31 Days {day 24}: Autumn begins

This post is lovingly ghost-written by Big Friend so an exhausted Beth could take a much-needed day off.

In Western Pennsylvania and Eastern Ohio, high school football rules Friday night in a way that can only be rivaled by West Texas.  This poem captures the feeling of this part of the country, filled with cool nights and Eastern European immigrants in a magical way.

As soon as the leaves begin to fall and the crisp air hits my noise I start thinking about ‘Polacks nursing long beers’ and bodies that ‘gallop terribly’ into one another.  There is truly nothing like football in the fall in Western Pennsylvania.

James Wright honors and mourns the lives of these hard working Americans who look for hope and a way out through their children, but for every Montana and Marino there are thousands of others that never find their way out.

 

Autumn Begins in Martins Ferry, Ohio | James Wright

In the Shreve High football stadium,

I think of Polacks nursing long beers in Tiltonsville,

And gray faces of Negroes in the blast furnace at Benwood,

And the ruptured night watchman of Wheeling Steel,

Dreaming of heroes.

 

All the proud fathers are ashamed to go home.

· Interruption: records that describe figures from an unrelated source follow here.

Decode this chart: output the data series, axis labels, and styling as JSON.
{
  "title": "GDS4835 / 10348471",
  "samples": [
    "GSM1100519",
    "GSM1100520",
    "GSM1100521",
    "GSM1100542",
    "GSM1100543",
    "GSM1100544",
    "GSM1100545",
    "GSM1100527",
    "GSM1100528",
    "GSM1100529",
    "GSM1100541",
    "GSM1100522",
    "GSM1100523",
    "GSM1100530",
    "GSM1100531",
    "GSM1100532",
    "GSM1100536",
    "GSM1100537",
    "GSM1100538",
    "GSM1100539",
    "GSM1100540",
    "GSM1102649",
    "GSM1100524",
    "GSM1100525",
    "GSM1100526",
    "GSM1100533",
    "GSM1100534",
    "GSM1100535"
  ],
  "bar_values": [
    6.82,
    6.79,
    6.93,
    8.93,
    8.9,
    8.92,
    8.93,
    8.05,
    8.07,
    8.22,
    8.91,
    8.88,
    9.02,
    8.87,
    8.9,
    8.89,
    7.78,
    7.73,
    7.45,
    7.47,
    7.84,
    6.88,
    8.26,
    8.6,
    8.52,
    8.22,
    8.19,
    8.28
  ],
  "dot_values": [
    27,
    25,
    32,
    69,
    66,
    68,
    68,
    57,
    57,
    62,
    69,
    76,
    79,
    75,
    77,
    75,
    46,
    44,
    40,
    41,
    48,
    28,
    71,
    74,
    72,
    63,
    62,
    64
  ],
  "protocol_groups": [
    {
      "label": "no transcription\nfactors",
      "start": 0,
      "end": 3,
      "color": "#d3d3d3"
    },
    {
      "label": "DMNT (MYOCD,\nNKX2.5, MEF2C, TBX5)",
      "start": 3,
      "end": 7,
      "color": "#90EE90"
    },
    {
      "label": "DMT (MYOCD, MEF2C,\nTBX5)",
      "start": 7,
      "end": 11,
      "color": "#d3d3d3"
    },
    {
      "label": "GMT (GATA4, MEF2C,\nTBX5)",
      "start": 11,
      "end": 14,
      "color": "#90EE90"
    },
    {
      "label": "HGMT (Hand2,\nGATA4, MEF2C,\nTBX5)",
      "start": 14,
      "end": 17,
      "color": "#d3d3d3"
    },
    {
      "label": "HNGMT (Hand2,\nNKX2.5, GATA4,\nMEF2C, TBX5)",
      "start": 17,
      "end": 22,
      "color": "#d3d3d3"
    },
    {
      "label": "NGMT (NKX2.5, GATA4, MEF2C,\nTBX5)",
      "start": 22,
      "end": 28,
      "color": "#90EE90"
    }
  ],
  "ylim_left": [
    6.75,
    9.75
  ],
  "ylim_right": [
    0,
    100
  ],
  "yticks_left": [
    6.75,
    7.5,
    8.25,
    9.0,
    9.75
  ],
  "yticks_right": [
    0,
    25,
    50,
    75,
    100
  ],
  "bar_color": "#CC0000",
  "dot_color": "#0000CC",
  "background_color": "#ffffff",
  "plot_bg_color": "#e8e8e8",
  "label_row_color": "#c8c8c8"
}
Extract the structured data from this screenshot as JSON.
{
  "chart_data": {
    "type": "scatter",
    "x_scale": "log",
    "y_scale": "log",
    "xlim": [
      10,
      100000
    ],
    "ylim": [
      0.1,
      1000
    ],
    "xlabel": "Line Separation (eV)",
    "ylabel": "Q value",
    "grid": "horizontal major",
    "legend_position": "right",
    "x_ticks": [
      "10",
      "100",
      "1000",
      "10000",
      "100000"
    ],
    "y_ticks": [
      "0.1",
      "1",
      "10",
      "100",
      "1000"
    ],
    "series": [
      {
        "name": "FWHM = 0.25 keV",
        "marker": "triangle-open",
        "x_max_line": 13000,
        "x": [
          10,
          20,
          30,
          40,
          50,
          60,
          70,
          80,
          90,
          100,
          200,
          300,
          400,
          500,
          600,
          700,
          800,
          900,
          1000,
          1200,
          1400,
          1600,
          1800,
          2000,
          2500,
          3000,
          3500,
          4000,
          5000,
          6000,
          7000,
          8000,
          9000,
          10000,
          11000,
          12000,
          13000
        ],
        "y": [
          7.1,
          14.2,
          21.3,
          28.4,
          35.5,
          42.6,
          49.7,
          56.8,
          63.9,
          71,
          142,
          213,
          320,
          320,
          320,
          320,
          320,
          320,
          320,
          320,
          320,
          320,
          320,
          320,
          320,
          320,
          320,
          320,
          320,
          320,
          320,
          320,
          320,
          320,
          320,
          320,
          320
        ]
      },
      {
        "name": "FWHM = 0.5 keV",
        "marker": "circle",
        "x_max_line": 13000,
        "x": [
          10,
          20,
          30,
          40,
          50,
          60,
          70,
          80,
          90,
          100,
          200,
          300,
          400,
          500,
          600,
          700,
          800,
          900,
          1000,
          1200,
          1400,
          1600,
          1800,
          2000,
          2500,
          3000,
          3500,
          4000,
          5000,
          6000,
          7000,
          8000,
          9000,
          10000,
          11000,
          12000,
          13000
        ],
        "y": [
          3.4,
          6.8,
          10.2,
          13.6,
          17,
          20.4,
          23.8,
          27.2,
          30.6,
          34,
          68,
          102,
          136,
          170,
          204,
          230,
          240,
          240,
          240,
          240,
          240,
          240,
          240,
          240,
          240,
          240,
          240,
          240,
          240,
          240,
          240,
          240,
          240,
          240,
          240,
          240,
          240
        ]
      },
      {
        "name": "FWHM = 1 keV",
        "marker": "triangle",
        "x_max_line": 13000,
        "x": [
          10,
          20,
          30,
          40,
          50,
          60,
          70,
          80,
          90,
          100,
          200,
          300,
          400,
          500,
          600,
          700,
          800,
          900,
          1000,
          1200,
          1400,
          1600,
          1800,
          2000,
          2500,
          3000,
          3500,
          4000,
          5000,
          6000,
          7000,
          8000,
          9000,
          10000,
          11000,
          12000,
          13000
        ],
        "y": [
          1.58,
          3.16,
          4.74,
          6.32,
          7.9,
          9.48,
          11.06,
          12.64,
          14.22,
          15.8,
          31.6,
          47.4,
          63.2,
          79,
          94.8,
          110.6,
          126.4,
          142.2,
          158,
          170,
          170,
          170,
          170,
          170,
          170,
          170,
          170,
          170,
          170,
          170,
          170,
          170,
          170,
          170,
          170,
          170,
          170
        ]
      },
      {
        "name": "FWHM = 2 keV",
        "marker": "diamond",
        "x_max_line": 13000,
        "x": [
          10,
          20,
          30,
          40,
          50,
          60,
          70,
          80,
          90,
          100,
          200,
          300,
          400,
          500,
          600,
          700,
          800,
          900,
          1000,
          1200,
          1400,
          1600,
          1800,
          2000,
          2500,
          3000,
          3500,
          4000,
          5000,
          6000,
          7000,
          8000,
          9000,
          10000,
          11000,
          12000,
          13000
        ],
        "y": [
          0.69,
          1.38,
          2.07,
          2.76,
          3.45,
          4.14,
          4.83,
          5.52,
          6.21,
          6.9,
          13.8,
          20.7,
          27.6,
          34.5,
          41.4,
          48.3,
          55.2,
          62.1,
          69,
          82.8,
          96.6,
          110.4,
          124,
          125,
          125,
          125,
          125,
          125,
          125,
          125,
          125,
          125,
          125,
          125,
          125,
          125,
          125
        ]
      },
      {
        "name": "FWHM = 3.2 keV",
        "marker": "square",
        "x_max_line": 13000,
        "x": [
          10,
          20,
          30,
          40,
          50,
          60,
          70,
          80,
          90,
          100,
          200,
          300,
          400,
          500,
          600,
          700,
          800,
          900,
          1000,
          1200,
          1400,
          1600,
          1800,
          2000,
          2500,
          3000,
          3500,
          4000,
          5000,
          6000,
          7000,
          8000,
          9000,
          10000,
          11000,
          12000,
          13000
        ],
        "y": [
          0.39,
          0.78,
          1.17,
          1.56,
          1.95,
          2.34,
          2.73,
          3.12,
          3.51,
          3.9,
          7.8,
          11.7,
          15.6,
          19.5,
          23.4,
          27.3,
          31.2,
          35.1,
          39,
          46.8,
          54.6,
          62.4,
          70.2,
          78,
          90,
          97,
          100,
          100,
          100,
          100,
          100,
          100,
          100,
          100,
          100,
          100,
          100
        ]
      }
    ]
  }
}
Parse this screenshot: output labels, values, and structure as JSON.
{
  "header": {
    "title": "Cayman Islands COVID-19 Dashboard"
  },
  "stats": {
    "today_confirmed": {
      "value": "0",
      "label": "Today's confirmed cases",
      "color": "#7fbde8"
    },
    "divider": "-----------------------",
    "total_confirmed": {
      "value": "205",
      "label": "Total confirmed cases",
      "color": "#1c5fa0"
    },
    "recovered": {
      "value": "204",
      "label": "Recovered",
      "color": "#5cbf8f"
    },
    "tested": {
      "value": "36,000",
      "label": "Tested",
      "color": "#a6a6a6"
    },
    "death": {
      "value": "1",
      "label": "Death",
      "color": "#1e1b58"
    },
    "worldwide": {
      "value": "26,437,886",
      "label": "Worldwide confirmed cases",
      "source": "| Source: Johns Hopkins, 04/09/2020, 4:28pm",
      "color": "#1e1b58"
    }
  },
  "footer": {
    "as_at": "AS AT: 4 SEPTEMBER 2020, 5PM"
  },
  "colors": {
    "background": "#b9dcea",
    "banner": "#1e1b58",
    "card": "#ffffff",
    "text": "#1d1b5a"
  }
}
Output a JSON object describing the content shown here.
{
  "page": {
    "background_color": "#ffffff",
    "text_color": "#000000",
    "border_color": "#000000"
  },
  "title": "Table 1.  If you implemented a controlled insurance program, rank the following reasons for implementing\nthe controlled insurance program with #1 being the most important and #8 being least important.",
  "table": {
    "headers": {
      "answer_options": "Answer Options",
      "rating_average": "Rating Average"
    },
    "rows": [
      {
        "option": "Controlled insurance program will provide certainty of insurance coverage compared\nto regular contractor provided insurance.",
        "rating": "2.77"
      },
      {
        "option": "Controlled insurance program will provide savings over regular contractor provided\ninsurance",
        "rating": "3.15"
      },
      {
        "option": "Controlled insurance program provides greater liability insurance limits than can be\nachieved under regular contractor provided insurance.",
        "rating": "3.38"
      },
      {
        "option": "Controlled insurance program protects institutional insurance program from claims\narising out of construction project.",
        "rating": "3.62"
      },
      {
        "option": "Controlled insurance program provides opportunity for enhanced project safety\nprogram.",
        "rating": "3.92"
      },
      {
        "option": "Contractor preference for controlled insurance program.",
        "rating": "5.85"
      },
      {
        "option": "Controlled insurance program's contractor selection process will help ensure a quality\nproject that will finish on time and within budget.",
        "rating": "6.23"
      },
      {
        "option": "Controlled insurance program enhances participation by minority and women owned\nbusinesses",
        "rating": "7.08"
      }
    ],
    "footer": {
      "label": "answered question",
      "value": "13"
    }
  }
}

Their women cluck like starved pullets,

Dying for love.

 

Therefore,

Their sons grow suicidally beautiful

At the beginning of October,

And gallop terribly against each other’s bodies.


2 Comments

  1. Jo said:

    Good job, Big Friend! Very cool. But boy am I glad you have daughters!!

    October 25, 2012
    Reply
  2. Melissa said:

    Ah, one of my all-time favorite poems.